The Provocative Colette

Annie Goetzinger, NBM Publishing, £21.99

With its storyboard perfection and old-school grid panel layouts, at first glance you might think the late Annie Goetzinger’s memoir of the French author Colette’s early years is a world away from the punkier approach of the other cartoonists reviewed here. But that’s to ignore the content of the book.

Goetzinger’s Colette is a woman seeking autonomy in her work and her life. She marries an older man to avoid the choice of becoming an old maid or a schoolteacher and then has affairs with men and women, scandalising Paris in the process.

Goetzinger, who died at the age of 66 last December, worked in bandes dessinees for the best part of 50 years and what The Provocative Colette proves is her mastery of the form. If at first glance there is a formal, old-fashioned edge to her art that simply overlooks the subtlety of her use of colour and line. Like Posy Simmonds – perhaps the Anglophone creator who seems to have the most in common with her – Goetzinger was a wonderful metteur en scene. Her eye for interiors, clothing, hairstyles gave her work a real attractiveness.

All in all, this is a loving take on a remarkable woman.

Athena: The Story of a Goddess

Imogen and Isabel Greenberg, Bloomsbury, £14.99

Published by Bloomsbury’s Children’s imprint, Imogen and Isabel Greenberg’s take on Greek myth is an entertaining whistle-stop tour through the Iliad and the Odyssey as told from the point of view of Athena, the goddess of wisdom.

Imogen Greenberg’s script is deft and full of life, alert to all the human failings of the Greek Gods, while her sister adds a splash of colour to her bold signature style (as is traditional in her children’s work) and quiet humour

The result is entertaining and distinctive but for some reason also reminds me of Peter Firmin’s Ivor the Engine and Noggin the Nog cartoons in the way it creates a world full of magic and spectacle, yet never loses its humanity. In short, if the BBC were thinking of making a new stop motion animated cartoon this might be worth looking at for inspiration.

Love That Bunch

Aline Kominsky Crumb, Drawn & Quarterly, £19.99

Definitely not for children. This collection of autobiographical comic strips is a Rabelaisian vision of sex and food and pain and romance and family dysfunction and body image.

Aline Kominsky-Crumb’s collection of strips offer a raw, messy take on a raw, messy life. There’s an energy and an openness to her cartooning and her storytelling, and while her line work is often crude it’s also full of life.

Whether you really want to be exposed to that life depends on your tolerance for extreme candour.
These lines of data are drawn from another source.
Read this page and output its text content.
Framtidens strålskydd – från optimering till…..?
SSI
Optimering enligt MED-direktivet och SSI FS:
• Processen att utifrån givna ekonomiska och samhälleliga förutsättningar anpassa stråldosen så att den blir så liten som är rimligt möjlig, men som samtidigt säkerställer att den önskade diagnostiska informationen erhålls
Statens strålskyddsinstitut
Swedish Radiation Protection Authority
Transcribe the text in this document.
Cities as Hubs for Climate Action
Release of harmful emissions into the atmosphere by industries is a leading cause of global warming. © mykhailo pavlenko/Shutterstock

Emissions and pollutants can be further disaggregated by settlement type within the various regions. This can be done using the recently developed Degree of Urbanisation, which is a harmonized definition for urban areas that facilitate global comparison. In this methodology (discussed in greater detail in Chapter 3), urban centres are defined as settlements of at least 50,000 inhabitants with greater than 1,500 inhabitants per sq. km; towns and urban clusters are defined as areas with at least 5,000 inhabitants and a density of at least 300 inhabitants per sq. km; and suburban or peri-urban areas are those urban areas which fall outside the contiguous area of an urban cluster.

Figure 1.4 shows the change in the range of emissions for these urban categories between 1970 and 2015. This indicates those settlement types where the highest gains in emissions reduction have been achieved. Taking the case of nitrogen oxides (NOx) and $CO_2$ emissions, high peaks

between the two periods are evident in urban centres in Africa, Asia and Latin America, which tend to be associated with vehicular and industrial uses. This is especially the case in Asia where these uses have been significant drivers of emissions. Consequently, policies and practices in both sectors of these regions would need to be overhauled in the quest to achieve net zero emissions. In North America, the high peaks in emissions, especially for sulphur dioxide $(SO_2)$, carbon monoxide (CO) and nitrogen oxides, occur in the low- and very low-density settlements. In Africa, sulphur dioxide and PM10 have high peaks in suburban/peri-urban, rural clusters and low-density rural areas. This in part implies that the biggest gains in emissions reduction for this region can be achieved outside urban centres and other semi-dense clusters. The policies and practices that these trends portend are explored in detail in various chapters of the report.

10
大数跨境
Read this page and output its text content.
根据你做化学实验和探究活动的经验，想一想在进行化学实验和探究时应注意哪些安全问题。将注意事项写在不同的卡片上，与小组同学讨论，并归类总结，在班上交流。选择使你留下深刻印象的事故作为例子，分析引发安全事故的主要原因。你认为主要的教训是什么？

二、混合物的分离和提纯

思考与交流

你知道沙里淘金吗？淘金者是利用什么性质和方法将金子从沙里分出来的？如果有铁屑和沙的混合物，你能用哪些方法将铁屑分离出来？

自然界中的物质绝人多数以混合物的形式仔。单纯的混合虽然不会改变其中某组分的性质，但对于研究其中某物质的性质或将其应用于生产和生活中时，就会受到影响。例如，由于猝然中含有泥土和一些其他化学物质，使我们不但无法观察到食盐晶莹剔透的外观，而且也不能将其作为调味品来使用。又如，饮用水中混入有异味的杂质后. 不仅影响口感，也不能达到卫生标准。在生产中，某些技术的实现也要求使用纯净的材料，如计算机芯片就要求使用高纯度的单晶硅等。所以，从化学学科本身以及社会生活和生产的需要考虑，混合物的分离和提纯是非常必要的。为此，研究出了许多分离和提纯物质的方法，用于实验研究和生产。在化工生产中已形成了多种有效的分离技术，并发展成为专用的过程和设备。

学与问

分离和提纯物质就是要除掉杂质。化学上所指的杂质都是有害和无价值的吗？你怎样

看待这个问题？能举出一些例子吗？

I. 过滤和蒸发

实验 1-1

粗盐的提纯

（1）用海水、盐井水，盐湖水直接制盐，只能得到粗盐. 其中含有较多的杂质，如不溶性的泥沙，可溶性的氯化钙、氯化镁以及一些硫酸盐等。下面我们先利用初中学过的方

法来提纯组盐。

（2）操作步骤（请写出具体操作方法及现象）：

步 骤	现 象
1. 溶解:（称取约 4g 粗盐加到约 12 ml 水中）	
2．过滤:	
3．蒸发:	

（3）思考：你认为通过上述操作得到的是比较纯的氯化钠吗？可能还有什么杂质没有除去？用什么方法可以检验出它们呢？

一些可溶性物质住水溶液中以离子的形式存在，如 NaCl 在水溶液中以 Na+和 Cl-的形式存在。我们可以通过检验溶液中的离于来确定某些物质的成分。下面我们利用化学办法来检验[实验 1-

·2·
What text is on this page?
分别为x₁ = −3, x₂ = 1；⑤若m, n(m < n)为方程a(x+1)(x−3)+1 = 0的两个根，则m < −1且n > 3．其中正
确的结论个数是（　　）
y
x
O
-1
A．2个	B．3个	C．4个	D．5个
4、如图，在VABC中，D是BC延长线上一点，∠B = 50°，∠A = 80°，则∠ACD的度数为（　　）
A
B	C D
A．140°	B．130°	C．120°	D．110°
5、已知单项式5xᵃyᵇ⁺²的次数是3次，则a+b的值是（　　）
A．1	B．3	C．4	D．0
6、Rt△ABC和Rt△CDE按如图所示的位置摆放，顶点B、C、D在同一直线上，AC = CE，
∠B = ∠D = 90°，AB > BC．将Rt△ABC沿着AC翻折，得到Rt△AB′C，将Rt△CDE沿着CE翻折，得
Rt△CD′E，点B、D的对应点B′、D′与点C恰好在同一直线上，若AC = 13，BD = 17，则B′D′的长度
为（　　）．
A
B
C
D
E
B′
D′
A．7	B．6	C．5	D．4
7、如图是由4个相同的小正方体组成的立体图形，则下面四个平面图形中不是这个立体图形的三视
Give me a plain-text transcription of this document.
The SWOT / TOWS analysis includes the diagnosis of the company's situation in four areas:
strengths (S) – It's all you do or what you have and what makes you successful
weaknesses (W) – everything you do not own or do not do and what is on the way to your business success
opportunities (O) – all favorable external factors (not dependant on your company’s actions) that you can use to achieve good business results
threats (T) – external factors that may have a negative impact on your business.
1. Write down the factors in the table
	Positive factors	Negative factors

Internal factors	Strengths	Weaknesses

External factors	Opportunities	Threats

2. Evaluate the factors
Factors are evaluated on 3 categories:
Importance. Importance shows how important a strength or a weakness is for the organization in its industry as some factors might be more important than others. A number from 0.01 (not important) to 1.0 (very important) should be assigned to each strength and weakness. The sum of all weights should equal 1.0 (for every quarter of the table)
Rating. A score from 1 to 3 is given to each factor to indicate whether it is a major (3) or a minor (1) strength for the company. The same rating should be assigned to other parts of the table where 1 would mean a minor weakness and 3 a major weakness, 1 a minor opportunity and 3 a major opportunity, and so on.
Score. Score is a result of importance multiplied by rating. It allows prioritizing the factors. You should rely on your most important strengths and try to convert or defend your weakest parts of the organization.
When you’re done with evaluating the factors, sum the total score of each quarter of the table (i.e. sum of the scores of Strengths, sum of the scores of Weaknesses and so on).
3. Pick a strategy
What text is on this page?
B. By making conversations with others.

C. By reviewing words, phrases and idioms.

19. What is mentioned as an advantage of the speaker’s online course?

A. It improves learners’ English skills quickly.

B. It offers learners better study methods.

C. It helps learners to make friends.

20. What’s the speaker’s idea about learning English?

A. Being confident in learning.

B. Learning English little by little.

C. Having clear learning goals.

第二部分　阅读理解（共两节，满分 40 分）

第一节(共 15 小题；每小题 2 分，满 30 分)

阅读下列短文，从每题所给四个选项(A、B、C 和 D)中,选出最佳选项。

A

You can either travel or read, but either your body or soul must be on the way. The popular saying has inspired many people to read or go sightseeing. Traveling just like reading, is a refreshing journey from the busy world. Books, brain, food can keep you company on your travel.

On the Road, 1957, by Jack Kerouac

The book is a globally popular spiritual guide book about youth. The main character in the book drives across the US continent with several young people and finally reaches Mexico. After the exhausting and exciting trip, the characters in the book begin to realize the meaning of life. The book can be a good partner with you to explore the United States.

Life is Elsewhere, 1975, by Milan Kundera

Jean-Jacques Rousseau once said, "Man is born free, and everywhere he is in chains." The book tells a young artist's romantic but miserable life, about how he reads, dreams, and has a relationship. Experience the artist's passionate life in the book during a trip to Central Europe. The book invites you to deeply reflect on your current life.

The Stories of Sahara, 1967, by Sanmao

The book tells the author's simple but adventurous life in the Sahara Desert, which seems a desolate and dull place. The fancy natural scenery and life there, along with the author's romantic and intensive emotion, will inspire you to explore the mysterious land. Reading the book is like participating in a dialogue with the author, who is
Kominsky-Crumb’s accounts of growing up Jewish on Long Island, her bohemian hippy days in San Francisco’s Bay Area and domestic life with her husband Robert Crumb in California and the south of France is the opposite of coy.

But as Hillary Chute, quoting the Huffington Post, points out, much of this chimes with the humour you can find in TV shows such as Girls and Fleabag, which are not afraid of portraying women as difficult, as sexual, as complex.

Which makes it all the more remarkable that Kominsky-Crumb was doing this decades before. As Chute points out, “in the 1970s it was rare for a woman to put herself – the good, the bad and the ugly – at the centre of stories the way Kominsky-Crumb did.”

Which makes the cartoonist both a pioneer and someone whose time, perhaps, has come.